This blog represents most of the newspaper columns (appearing in various Colorado Community Newspapers and Yourhub.com) written by me, James LaRue, during the time in which I was the director of the Douglas County Libraries in Douglas County, Colorado. (Some columns are missing, due to my own filing errors.) This blog covers the time period from April 11, 1990 to January 12, 2012.

Unless I say so, the views expressed here are mine and mine alone. They may be quoted elsewhere, so long as you give attribution. The dates are (at least according my records) the dates of publication in one of the above print newspapers.

The blog archive (web view) is in chronological order. The display of entries, below, seems to be in reverse order, new to old.

All of the mistakes are of course my own responsibility.

Thursday, November 13, 2008

November 13, 2008 - test your civic engagement

A year ago, after the 2007 election, I did something I hadn't done before: took a vacation, all by myself, to a place where I knew no one.

Last year, it was Milwaukee. I rented a cheap hotel room close to Lake Michigan. And I spent several days walking the shore, walking the city, walking and walking and walking.

When I got back, my wife asked me, "So who did you talk to?" Usually when I travel, I return with lots of stories. And that's when I realized that at least during the Milwaukee part of my travels, I really hadn't talked to anybody, other than to check into the hotel, or to order a meal. I had no stories.

I returned, I think, better than when I'd left. I had found my center. Sometimes you just need absolute quiet and physical release. You need solitude.

And if that's one side of the equation, here's another: civic engagement. I know that after the recent, interminable election process, no one wants to think about this.

But I ran across a fascinating chart on the Wikipedia entry for "civic engagement." (I'll take up some other time the debate about whether or not Wikipedia, open to all for revision, can be considered a reliable source of information. Briefly, yes. Not infallible -- but neither is an encyclopedia.)

The article, as of November 1, 2008 anyhow, spells out 19 objective measures. So here's a family exercise. Lay this out after dinner and give yourself a score -- how many of the following did you participate in over the past 12 months?

The 19 measures fall into three categories (with a few clarifying notions of my own in parentheses).

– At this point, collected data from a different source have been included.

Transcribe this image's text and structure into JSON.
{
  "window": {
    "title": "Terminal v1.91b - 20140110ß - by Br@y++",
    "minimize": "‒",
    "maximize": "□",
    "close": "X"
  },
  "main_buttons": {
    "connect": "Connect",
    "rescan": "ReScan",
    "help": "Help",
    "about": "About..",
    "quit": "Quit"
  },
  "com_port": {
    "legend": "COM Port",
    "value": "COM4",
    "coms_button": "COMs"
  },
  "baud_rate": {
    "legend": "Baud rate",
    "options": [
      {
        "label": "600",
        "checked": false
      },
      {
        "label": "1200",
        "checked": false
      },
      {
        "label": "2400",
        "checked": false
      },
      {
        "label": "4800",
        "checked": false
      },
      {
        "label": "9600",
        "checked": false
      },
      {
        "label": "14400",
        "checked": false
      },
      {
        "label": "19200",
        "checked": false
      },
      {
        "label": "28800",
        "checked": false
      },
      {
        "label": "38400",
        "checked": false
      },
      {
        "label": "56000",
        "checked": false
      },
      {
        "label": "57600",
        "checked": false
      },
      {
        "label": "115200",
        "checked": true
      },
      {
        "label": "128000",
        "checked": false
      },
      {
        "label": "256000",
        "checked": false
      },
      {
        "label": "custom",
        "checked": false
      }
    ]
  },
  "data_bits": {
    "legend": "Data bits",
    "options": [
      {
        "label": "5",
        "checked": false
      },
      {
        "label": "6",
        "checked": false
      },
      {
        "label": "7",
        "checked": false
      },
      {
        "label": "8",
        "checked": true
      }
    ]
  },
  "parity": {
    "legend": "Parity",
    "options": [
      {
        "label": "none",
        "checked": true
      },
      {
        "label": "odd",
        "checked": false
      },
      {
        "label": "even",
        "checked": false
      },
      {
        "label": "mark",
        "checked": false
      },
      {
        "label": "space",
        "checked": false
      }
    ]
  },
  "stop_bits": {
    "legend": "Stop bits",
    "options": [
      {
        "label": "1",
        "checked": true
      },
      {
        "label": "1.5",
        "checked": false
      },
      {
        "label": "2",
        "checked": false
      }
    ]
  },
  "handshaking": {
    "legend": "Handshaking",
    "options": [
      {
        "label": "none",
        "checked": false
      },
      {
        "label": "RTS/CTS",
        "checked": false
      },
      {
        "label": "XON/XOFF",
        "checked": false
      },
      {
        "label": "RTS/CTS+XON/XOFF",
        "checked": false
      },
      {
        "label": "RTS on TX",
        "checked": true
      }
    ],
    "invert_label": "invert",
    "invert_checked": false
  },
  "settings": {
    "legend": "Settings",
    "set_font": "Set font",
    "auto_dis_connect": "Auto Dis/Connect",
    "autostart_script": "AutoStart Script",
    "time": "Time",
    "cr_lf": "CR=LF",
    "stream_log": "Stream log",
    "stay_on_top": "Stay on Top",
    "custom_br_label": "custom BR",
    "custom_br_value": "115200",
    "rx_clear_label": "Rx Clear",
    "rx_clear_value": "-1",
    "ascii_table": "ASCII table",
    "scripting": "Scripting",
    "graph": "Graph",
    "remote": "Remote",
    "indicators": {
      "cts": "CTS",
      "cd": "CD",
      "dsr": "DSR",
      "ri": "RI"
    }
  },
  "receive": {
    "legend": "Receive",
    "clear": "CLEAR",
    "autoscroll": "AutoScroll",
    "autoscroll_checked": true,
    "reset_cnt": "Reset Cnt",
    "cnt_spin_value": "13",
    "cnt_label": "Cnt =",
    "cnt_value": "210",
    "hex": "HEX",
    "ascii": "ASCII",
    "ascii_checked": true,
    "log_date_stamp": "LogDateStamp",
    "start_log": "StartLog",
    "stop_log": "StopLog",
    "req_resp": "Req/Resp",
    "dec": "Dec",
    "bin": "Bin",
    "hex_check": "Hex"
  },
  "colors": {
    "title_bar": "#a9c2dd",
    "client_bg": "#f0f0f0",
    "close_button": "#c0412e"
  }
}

* community problem solving (trash pickup, recycling, latchkey kids)
* regular volunteering for a non-electoral organization
* active membership in a group or association
* participation in fund-raising run/walk/ride
* other fundraising for charity


* regular voting
* persuading others to vote
* displaying buttons, signs, stickers
* campaign contributions
* volunteering for candidate or political organizations

Political Voice

* contacting officials
* contacting the print media
* contacting the broadcast media
* protesting
* email petitions
* written petitions
* boycotting (avoiding products because of their political affiliations)
* buycotting (selecting products because of their political affiliations)
* canvassing (direct contact with people, handing out flyers, etc.)

I find this very clever and precise: they are measures of what is also called "social capital." The idea is simple. The more people that are "connected" to their communities, the healthier both the people and the communities are liable to be. "Health" isn't just vagueness. There are fewer crimes, less disruption to life and property. People are literally healthier. They have fewer doctor visits. They live longer.

Numerous studies have found that if you want to improve the quality of your life both mentally and physically, the best strategy is greater engagement with the lives of those around you.

By your choices the community is made, or undone. These are some of the measures.